Hope, this helps a bit.

Thank you for the reply.

I just want to make sure that I understand this entirely. Are you saying that there is no way to write to the excel spreadsheet as a stream during the save process if I need to use rich cell formatting?

I am confused by this because there is a save option that allows the caller to pass in a HttpResponse. There is also another one that allows you to pass in a generic stream to the save method. However, I don’t see a way to add content to the worksheet when using this save option other than to use the LightCells interface.

As far as I can tell, the spreadsheet has to be fully populated before calling these save functions. If this is the case, then I would assume the entire spreadsheet has to be stored in memory.

Here are the two save functions I was referencing:

Do I understand this correctly? In my mind, it seems to defeat the purpose of using a stream if I have to fully prepare the spreadsheet in memory before calling the save method.

Am I missing something?

@chris.curtis.mozenda,

Well, we are not sure how you mix the usage of saving workbook to a Stream and saving a workbook with LightCells APIs. You can save a workbook to streams with or without LightCells APIs. What we cannot support is set the rich text in the implementation of LightCellsDataProvider. For example, assume you have three cells, A1, A2, A3 and only A2 needs to be set as richly formatted text, then you should set A2’s content and formatting before calling workbook.Save(). For A1, A3, you can still set their content in the implementation of LightCells.

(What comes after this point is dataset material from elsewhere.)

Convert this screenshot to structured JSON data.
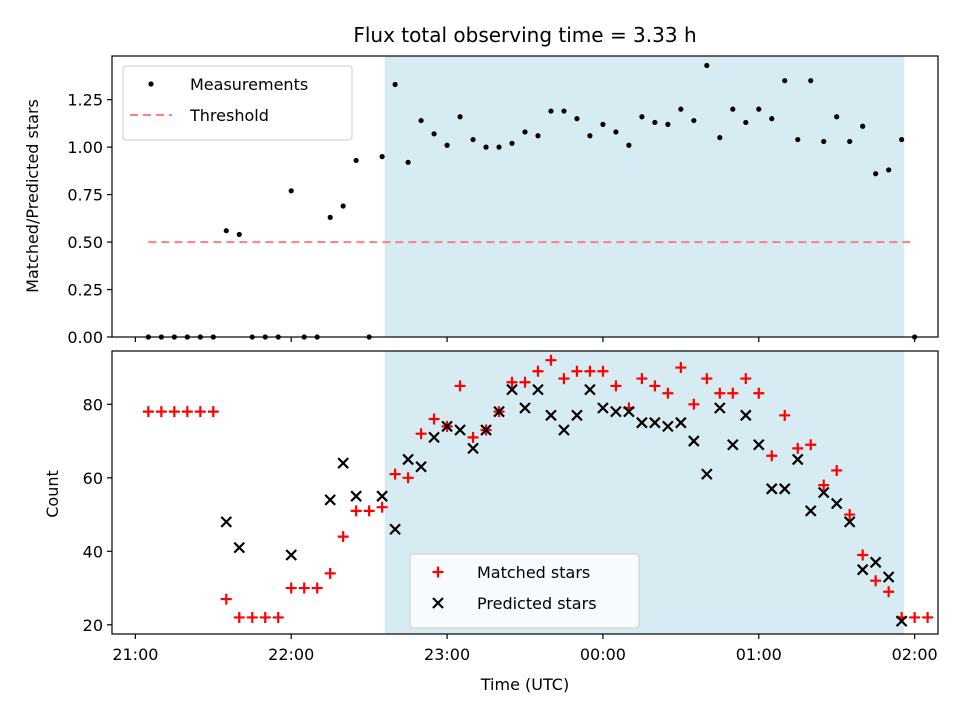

Saving the workbook to streams or file path has nothing to do with LightCells API. You can save the workbook to stream with LightCells or normal mode for sure.

I don’t think I made myself clear. Let’s assume I choose to not use the LightCellsApi at all so I can use the rich text feature. Now, from what I can tell, I have to load all of the content of the new spreadsheet into memory before calling the worksheet.save function. Is this true? And, if it is true, does that mean that all of the content that I add to that spreadsheet will be stored in memory until I save the spreadsheet to a file and then destroy the object in memory?

@chris.curtis.mozenda,

Yes, your understanding is correct. If there is memory issue, you may try to use MemoryPreference options if it makes any difference, see the document for your reference:

Hope, this helps a bit.

As a follow-up question: We currently are using your library in a 32 bit application which brings about some memory constraints for large worksheets. Am I right to assume that if I change our code to compile in a 64 bit application that your dll would be able take advance of the extra memory available to the application?

@chris.curtis.mozenda,

Well, our Dlls are compiled with option “Any CPU”, I think it should take the advantage when using 64-bits environment
so we think your understanding is correct.